I’m not sure how to start this post in an elegant way tonight, so I’ll just throw it out there bluntly. There are a lot of transitions and changes happening in my life right now, and I’m having a difficult time with them. In fact, tonight my anxiety level is pretty high again. It scares me to feel like this, as it is reminiscent of how I felt two years ago when I was trying to get pregnant. The food running right through me, the weight loss, the difficulty enjoying the now while my thoughts race into the improbable “what if’s,” — I hope this is just a sign of all the transitions going on right now, and not a sign of some deeper imbalance in my life.
What are these anxiety-invoking transitions? Well, for starters, we’re losing a lot of families from church, people that I was fairly close to. Nobody is leaving for a negative reason, it’s just that people are moving on. One of the people who has moved on is our principal, and now JJ is principal for our small school. He’s not teaching anything, but he is principal. And pastor. And trying to finish his Master’s program. And has a number of major Synodical responsibilities. I think I am feeling the weight of all his responsibilities more than he is at the moment! Plus Baby J is nursing a lot less frequently, and it’s really throwing me off. Perhaps some of this feeling of anxiety is a result of hormones trying to balance themselves out. But I’m not at all ready to wean her. You’re supposed to nurse your baby for a minimum of 12 months, if not longer, and I am committed to making it to 12 months, but at this rate, I’m not sure if I’m going to make it. That makes me feel incredibly sad and guilty. Also I signed Baby J and I up for this 2-week Mommy and Me swim class starting tomorrow afternoon, and for some reason I am SO nervous about it! I not sure if it’s the prospect of being in cold water on a potentially cold day (which I know I won’t be able to stand for long) or having to get dressed (and undressed) in a communal changing room or if it’s something else, but I’m just nervous about it, which logically I know is ridiculous. Finally, an online debate with a dear friend has been very difficult for me, bothering me on so many levels: intellectually, spiritually, and emotionally.

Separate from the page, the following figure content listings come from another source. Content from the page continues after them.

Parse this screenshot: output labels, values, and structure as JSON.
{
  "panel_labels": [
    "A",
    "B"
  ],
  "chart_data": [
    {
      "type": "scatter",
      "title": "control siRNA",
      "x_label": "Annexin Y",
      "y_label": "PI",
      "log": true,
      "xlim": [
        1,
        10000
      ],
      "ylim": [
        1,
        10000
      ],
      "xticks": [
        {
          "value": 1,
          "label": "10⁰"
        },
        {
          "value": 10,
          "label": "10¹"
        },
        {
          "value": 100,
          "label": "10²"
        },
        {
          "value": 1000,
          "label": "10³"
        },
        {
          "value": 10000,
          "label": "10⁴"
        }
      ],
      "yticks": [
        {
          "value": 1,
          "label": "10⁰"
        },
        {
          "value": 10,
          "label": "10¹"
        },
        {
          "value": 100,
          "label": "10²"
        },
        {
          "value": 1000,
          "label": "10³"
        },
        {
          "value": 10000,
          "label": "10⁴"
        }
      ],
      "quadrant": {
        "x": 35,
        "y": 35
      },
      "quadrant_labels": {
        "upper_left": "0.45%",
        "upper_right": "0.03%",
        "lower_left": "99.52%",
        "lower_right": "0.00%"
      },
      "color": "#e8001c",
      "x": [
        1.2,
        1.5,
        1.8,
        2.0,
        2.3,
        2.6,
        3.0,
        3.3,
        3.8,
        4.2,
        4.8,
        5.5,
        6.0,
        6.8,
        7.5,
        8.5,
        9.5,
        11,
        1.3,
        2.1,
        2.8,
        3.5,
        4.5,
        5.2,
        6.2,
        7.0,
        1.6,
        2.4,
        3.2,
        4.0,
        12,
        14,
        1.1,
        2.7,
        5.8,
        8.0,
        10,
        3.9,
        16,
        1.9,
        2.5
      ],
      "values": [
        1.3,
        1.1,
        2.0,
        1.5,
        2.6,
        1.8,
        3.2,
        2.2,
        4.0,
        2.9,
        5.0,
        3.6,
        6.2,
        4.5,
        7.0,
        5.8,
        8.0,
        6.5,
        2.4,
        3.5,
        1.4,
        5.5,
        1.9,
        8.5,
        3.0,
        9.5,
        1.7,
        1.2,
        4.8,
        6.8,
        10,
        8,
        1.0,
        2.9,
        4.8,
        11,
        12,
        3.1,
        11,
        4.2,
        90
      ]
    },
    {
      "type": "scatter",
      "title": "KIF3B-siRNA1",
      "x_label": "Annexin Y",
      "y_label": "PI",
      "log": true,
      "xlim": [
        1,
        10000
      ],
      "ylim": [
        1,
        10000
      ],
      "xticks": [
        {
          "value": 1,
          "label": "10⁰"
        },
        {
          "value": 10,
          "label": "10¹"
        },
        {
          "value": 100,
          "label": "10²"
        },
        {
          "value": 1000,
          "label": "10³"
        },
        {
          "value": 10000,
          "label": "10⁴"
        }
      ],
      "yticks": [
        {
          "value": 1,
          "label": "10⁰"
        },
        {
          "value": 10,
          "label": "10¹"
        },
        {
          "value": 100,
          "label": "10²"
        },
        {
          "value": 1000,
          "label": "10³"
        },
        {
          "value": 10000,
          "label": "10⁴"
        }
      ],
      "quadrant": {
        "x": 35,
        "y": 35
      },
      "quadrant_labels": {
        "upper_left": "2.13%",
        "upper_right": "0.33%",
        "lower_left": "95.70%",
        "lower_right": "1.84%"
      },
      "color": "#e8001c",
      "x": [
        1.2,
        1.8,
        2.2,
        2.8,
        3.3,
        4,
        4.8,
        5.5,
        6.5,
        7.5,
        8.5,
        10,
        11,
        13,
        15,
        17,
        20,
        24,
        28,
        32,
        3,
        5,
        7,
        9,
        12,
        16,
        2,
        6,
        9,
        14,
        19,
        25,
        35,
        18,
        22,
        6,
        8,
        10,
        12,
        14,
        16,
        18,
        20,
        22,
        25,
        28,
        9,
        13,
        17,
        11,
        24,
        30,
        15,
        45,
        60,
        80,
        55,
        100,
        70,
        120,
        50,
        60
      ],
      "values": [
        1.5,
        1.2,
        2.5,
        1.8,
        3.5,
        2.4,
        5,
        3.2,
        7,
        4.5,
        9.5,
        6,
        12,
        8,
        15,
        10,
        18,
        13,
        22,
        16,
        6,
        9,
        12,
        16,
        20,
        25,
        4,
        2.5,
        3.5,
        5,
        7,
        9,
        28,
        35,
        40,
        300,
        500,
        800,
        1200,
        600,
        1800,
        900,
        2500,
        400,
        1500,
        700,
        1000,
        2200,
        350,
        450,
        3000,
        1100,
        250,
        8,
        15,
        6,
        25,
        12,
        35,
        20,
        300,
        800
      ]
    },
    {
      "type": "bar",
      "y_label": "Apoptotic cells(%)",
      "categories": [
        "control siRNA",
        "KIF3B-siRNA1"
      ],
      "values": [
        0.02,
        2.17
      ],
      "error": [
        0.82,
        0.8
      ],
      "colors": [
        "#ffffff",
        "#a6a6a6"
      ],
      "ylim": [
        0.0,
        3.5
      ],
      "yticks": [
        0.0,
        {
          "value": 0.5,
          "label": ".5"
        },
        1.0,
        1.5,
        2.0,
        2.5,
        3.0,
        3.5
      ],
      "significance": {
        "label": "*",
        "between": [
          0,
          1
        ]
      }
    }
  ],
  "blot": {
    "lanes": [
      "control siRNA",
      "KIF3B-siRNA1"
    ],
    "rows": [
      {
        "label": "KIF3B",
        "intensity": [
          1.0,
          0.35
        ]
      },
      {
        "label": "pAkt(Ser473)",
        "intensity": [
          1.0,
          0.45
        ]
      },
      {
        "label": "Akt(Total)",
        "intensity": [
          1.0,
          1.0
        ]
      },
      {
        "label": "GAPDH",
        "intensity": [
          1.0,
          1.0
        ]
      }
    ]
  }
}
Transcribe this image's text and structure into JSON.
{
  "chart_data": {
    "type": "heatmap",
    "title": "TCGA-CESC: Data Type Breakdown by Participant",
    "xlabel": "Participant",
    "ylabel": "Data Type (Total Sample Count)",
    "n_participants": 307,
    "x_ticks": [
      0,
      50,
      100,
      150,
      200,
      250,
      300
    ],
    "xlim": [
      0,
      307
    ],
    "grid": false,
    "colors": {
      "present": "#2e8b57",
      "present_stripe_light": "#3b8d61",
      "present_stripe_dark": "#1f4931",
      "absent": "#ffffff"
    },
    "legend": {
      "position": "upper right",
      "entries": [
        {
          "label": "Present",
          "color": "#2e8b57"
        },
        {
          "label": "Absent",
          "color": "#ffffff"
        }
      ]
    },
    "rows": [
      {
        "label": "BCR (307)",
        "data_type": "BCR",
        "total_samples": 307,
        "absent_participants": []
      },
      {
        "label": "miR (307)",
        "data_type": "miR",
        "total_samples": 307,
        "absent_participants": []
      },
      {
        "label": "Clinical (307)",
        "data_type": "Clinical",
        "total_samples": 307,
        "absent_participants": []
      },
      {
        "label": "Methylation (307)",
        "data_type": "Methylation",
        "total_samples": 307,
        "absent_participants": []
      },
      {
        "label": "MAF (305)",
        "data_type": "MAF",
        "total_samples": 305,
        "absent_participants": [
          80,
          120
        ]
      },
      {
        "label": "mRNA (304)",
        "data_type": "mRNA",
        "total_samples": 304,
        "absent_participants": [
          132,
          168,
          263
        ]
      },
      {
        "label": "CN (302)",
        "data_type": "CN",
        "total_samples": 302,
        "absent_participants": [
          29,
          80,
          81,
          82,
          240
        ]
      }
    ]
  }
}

Sigh. I guess there’s always this fear that I’m going to end up like my mother and be on anti-depressants the rest of my life. I’m not taking anything right now, and I SO SO SO don’t want to begin taking anything, but it’s always a fear. JJ sat my crying self down on the couch tonight and reminded me how, for so many reasons, that fear isn’t rooted in reality. But I am afraid I might psych myself into it becoming reality — and I don’t know how to stop from doing it! I don’t know how to control my thoughts! I don’t know how to control my racing mind, my racing pulse, or my churning innards! I don’t know how to stop feeling like at any moment I could just break and shatter into a million pieces.
When I got depressed after my miscarriage, I started taking walks every morning, pushing Lyd in her stroller, walking up and down the hills of the neighborhood around my home. I would like to start doing that again, but there are a number of things holding me back, most of them just physical obstacles that I simply have to make decisions about. But exercise is clinically proven to boost serotonin levels, and to boost them more effectively than anti-depressants do. I’ve been saying for a long time that I need to exercise, not so much for my physical health as for my mental health. I hope I find a way to make that a reality this week. I think if I can just get one successful walk in, thereby finding a way to make it work, that will make the second walk easier, and each succeeding walk easier after that. Getting started is always the hardest thing, right? My serotonin levels need a serious boost, and I’d like to accomplish that as naturally as possible.
The other coping mechanism I was using today is music. Recently a dear friend asked me for recommendations of CDs containing good solid hymn singing. Her email prompted me to look at my CDs and find some hymn CDs that I haven’t listened to in a while. I pulled out the St. Olaf choir recordings of Great Hymns of Faith Volumes 1 & 2. They’ve been wonderful to listen to, and they help to give my mind something to think about rather than just the useless hamster-wheel spinning of my thoughts. I sing along in my head, and even sometimes out loud. If you’re interested in seeing where you can find these online, here are two links:
Lyd is really enjoying listening to them as well, and I’m pleased to be contributing to her choral music education. JJ and I have sung a few of these hymn arrangements ourselves during our years in Lutheran choirs, and it’s fun to hear those songs again. It’s amazing how that music just comes back to you, even though you haven’t thought about it for years.
So, that’s where I am. I’m considering seeing my acupuncturist again, just to get my innards straightened out and to perhaps take the edge off the anxiety as well. I do NOT want to lose a whole bunch of weight again, especially since I gave all my “skinny” clothes away already! If you would, say a prayer for me that I don’t end up where I was two years ago, and that I can stay grounded in the here and now, able to be thankful for the amazing blessings in my life, especially my husband and my two precious daughters.